Vos contrats d’assurance-vie sont-ils traités hors succession ?

Vous faite partie des plus de 80% des couples mariés sous le régime de la communauté réduite aux acquêts et vous avez souscrit des contrats d’assurance-vie. Vous êtes persuadés que vos contrats d’assurance-vie ne rentreront pas dans la succession. Cet article vous intéresse.

En préambule vous devez savoir qu’il existe une présomption de communauté sur votre patrimoine. L’article 1402 du Code Civil précise, en effet que « tout bien, meuble ou immeuble, est réputé acquêt de communauté si l’on ne prouve qu’il est propre à l’un des époux par application d’une disposition de la loi. » Ainsi, un contrat d’assurance-vie, même s’il est souscrit à votre seul nom est réputé appartenir à la communauté que vous formez avec votre conjoint.

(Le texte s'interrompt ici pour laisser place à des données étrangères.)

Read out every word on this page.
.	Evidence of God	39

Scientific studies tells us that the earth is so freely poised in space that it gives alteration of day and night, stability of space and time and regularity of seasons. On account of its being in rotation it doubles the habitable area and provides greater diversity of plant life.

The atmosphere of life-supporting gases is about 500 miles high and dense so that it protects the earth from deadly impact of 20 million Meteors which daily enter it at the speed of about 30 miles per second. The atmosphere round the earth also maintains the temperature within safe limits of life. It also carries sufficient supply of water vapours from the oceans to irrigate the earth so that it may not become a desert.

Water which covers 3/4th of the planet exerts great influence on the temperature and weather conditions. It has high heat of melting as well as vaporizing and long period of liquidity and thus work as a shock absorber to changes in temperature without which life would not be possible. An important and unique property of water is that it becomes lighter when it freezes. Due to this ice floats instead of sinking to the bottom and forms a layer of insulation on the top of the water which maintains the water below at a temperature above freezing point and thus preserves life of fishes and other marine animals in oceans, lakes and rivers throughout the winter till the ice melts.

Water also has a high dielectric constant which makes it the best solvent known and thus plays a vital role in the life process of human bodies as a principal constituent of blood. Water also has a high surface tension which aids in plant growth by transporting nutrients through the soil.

L’article 132-12 du Code des Assurances dispose que « Le capital […] payable lors du décès de l’assuré à un bénéficiaire déterminé ou à ses héritiers ne [fait] pas partie de la succession de l’assuré. » C’est du fait de cet article que l’assurance-vie est réputée être « hors succession ». On comprend de cet article que pour pouvoir parler de contrat d’assurance-vie hors succession, deux conditions doivent être réunies :

  • Il doit y avoir décès d’un assuré,
  • Il doit y avoir versement d’un capital à un bénéficiaire déterminé, c’est-à-dire dénouement du contrat : suite au décès de l’assuré, il n’y a plus de contrat, l’assureur versant le capital du contrat aux bénéficiaires désignés.

Mais ces deux conditions sont-elles toujours réunies ?

Prenons l’exemple d’un contrat d’assurance-vie que vous avez souscrit avec des deniers communs dont vous êtes l’assuré et votre conjoint bénéficiaire en cas de décès.

A votre décès, les deux conditions pour que le contrat ne fasse pas partie de votre succession seront réunies. En effet, le contrat se sera dénoué, suite à votre décès.

Mais si votre conjoint décède avant vous : votre contrat ne sera pas dénoué suite au décès de votre conjoint et continuera à exister.

Dans ces conditions, que va-t-il se passer au plan des droits de succession ?

En juillet 2008, le député Jean-Paul Bacquet a posé la question au ministre des finances. La réponse fut claire, indiquant que  « la valeur de rachat des contrats d’assurance-vie souscrits avec des fonds communs fait partie de l’actif de communauté soumis aux droits de succession dans les conditions de droit commun. »

Que faire si vous êtes dans cette situation, c’est-à-dire si vous êtes marié en communauté réduite aux acquêts et que vous avez des contrats d’assurance-vie qui ne se dénoueront pas à votre décès ou à celui de votre conjoint, selon l’ordre des décès ?

Au moins trois solutions s’offrent à vous :

1. Vos contrats d’assurance-vie actuels vous satisfont et vous ne souhaitez pas en changer

Voyez votre notaire et pour qu’il insère une clause de  préciput sur vos assurances-vie dans un contrat de mariage.

Le préciput est défini par l’article 1515 du Code Civil qui dispose qu’ « il peut être convenu, […] que le survivant des époux, ou l’un d’eux s’il survit, sera autorisé à prélever sur la communauté, avant tout partage, soit une certaine somme, soit certains biens en nature, soit une certaine quantité d’une espèce déterminée de biens. » Faîtes porter la clause de préciput sur vos contrats d’assurance-vie et, au premier décès, le conjoint survivant « prélèvera sur la communauté» les contrats d’assurance-vie non dénoués. Les contrats en questions ne feront donc pas partie de la succession du conjoint pré-décédé. Attention cependant, si vos enfants sont encore mineurs, la clause de préciput devra être homologuée par un juge.

2. Vos contrats d’assurance-vie actuels ne vous conviennent plus

Souscrivez en de nouveaux bordés juridiquement. Sachez qu’un contrat d’assurance-vie peut avoir plusieurs assurés. Vos nouveaux contrats auront donc deux assurés, votre conjoint et vous-même et se dénoueront au premier décès survenu entre vous. Ainsi, quel que soit le conjoint pré-décédé, le contrat se dénouera forcément et les deux conditions de l’article 132-12 du Code des assurances seront réunies.

3. Demandez à votre assureur de vous ajouter comme assuré des contrats de votre conjoint

Réciproquement indiquez à votre assureur que vous souhaitez que les contrats se dénouent au premier décès survenu entre votre conjoint et vous-même. Cette troisième possibilité a été rendue possible par un arrêt de la Cour de Cassation du 19 mars 2015, indiquant que l’ajout d’un assuré ne changeait pas l’antériorité fiscale du contrat.

En tout état de cause, demandez conseil à un professionnel du patrimoine.